Lion Tombstones (شیر سنگی šir-e sangi; Bakhtiari: بردشیر bardšir, meaning “stone lion”), are a type of tombstone formed in the shape of a lion. They are primarily found on the graves of Lor, Bakhtiari and Qašqāʾi nomads in the southwestern region of Iran. There were some stone lions in Ardal, Absardeh village, Chaharmahal Bakhtiari in Iran. It is a historical place and these lions were located in a domestic cemetery. Age of these stones dates back to 500 years ago.

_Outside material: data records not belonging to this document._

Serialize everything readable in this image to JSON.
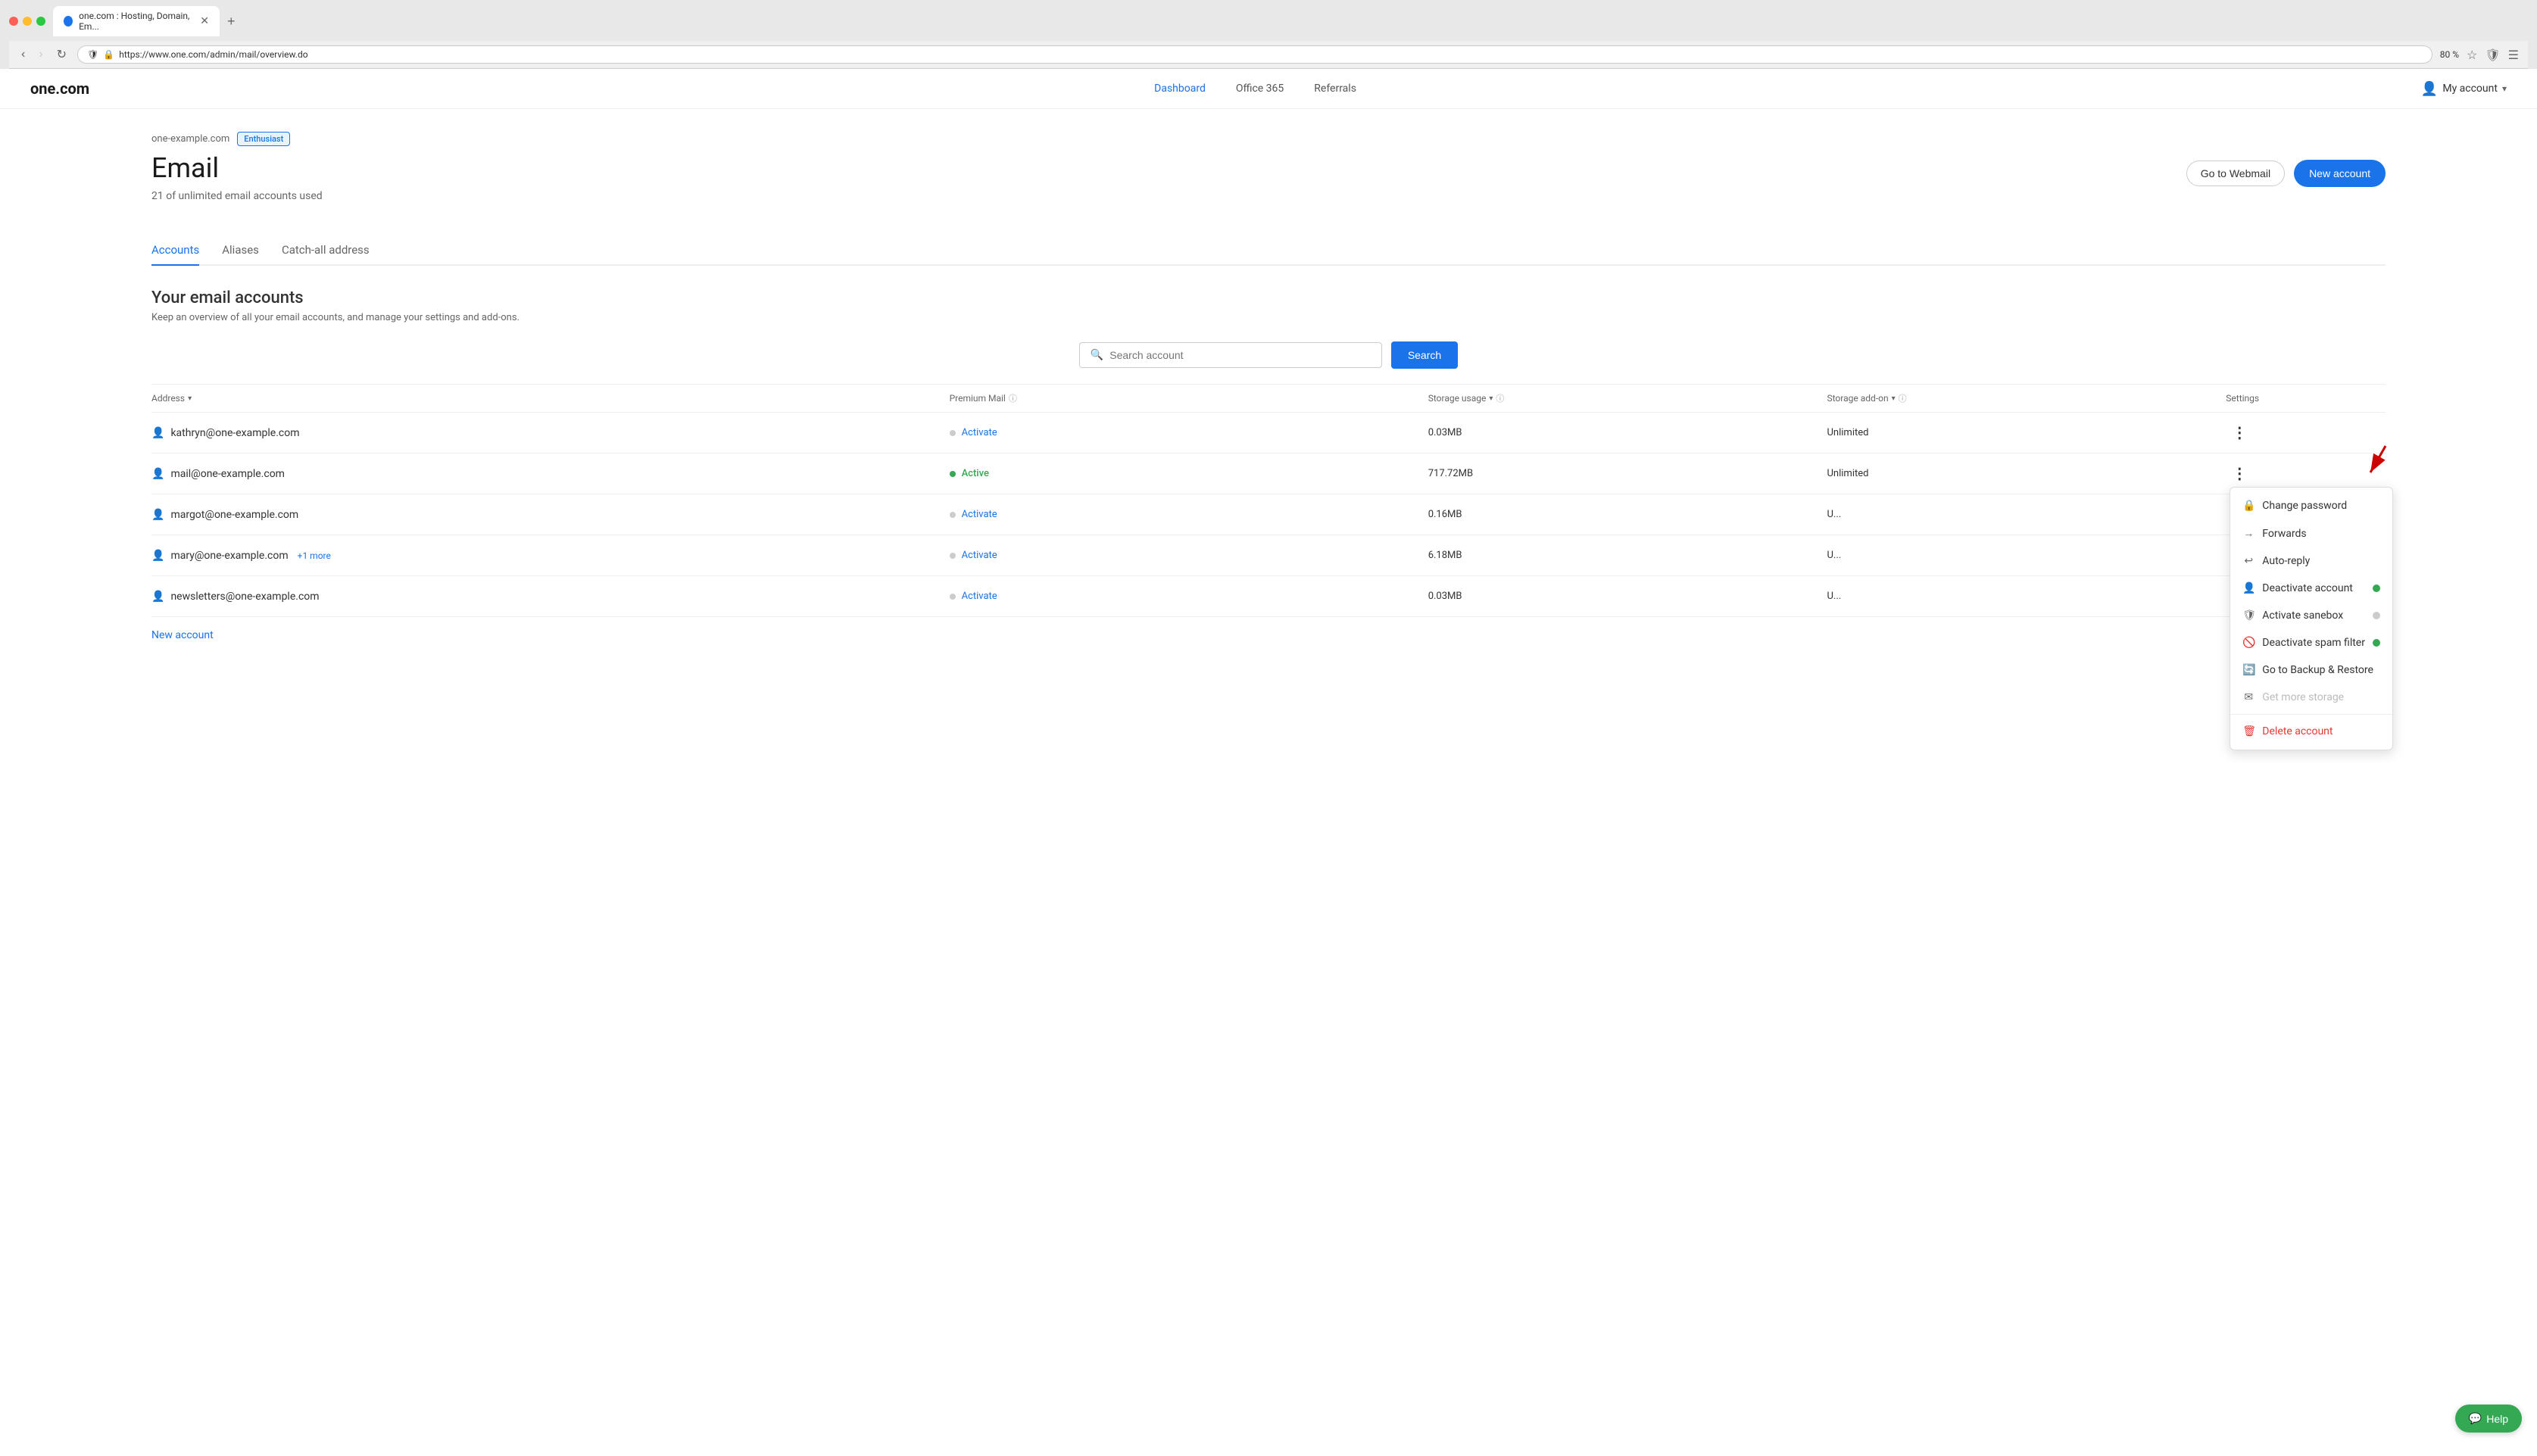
{
  "browser": {
    "tab_title": "one.com : Hosting, Domain, Em...",
    "url": "https://www.one.com/admin/mail/overview.do",
    "zoom": "80 %"
  },
  "nav": {
    "logo": "one.com",
    "links": [
      {
        "label": "Dashboard",
        "active": true
      },
      {
        "label": "Office 365",
        "active": false
      },
      {
        "label": "Referrals",
        "active": false
      }
    ],
    "my_account": "My account"
  },
  "page": {
    "domain": "one-example.com",
    "badge": "Enthusiast",
    "title": "Email",
    "subtitle": "21 of unlimited email accounts used",
    "btn_webmail": "Go to Webmail",
    "btn_new_account": "New account"
  },
  "tabs": [
    {
      "label": "Accounts",
      "active": true
    },
    {
      "label": "Aliases",
      "active": false
    },
    {
      "label": "Catch-all address",
      "active": false
    }
  ],
  "section": {
    "title": "Your email accounts",
    "description": "Keep an overview of all your email accounts, and manage your settings and add-ons."
  },
  "search": {
    "placeholder": "Search account",
    "button": "Search"
  },
  "table": {
    "headers": [
      {
        "label": "Address",
        "sortable": true
      },
      {
        "label": "Premium Mail",
        "info": true
      },
      {
        "label": "Storage usage",
        "sortable": true,
        "info": true
      },
      {
        "label": "Storage add-on",
        "sortable": true,
        "info": true
      },
      {
        "label": "Settings"
      }
    ],
    "rows": [
      {
        "email": "kathryn@one-example.com",
        "premium_status": "Activate",
        "premium_dot": "gray",
        "storage": "0.03MB",
        "addon": "Unlimited",
        "has_menu": false
      },
      {
        "email": "mail@one-example.com",
        "premium_status": "Active",
        "premium_dot": "active",
        "storage": "717.72MB",
        "addon": "Unlimited",
        "has_menu": true,
        "menu_open": true
      },
      {
        "email": "margot@one-example.com",
        "premium_status": "Activate",
        "premium_dot": "gray",
        "storage": "0.16MB",
        "addon": "U...",
        "has_menu": false
      },
      {
        "email": "mary@one-example.com",
        "premium_status": "Activate",
        "premium_dot": "gray",
        "storage": "6.18MB",
        "addon": "U...",
        "has_menu": false,
        "extra": "+1 more"
      },
      {
        "email": "newsletters@one-example.com",
        "premium_status": "Activate",
        "premium_dot": "gray",
        "storage": "0.03MB",
        "addon": "U...",
        "has_menu": false
      }
    ],
    "new_account_link": "New account"
  },
  "dropdown": {
    "items": [
      {
        "icon": "🔒",
        "label": "Change password",
        "type": "normal",
        "has_toggle": false
      },
      {
        "icon": "→",
        "label": "Forwards",
        "type": "normal",
        "has_toggle": false
      },
      {
        "icon": "↩",
        "label": "Auto-reply",
        "type": "normal",
        "has_toggle": false
      },
      {
        "icon": "👤",
        "label": "Deactivate account",
        "type": "normal",
        "has_toggle": true,
        "toggle": "on"
      },
      {
        "icon": "🛡",
        "label": "Activate sanebox",
        "type": "normal",
        "has_toggle": true,
        "toggle": "off"
      },
      {
        "icon": "🚫",
        "label": "Deactivate spam filter",
        "type": "normal",
        "has_toggle": true,
        "toggle": "on"
      },
      {
        "icon": "🔄",
        "label": "Go to Backup & Restore",
        "type": "normal",
        "has_toggle": false
      },
      {
        "icon": "✉",
        "label": "Get more storage",
        "type": "disabled",
        "has_toggle": false
      },
      {
        "icon": "🗑",
        "label": "Delete account",
        "type": "danger",
        "has_toggle": false
      }
    ]
  },
  "help": {
    "label": "Help"
  }
}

==The lion in Bakhtiari beliefs==

The lion (shir) is often presented in Bakhtiari oral and folklore legends as a real and wild animal. The Iranian lion (Panthera Leo Persica) was the size of the Iranian panther. This breed of lion is extinct. However, this lion lived in the regions such as the Arzhan Plain (دشت ارژن) (located about 60 kilometers to the west of Shiraz), in the mountain of Zagros and in the region of Khuzestan.

==Characteristics==

In fact, the lion stones are statues that were made by stonemasons and placed at the graves of people from the Bakhtiari tribe in the past. The great difference in the number of these stone lions in various cemeteries could be an indication of the wealth of the individuals whose graves they mark and the sanctity of a particular burial ground.

==Today's Effects==

Today stone lions have an important and enduring significance. In the absence of a written history, they are one way in which the Baḵtiāris are able to celebrate their past. Songs and traditions, such as traditional lamentations (gāgeriva).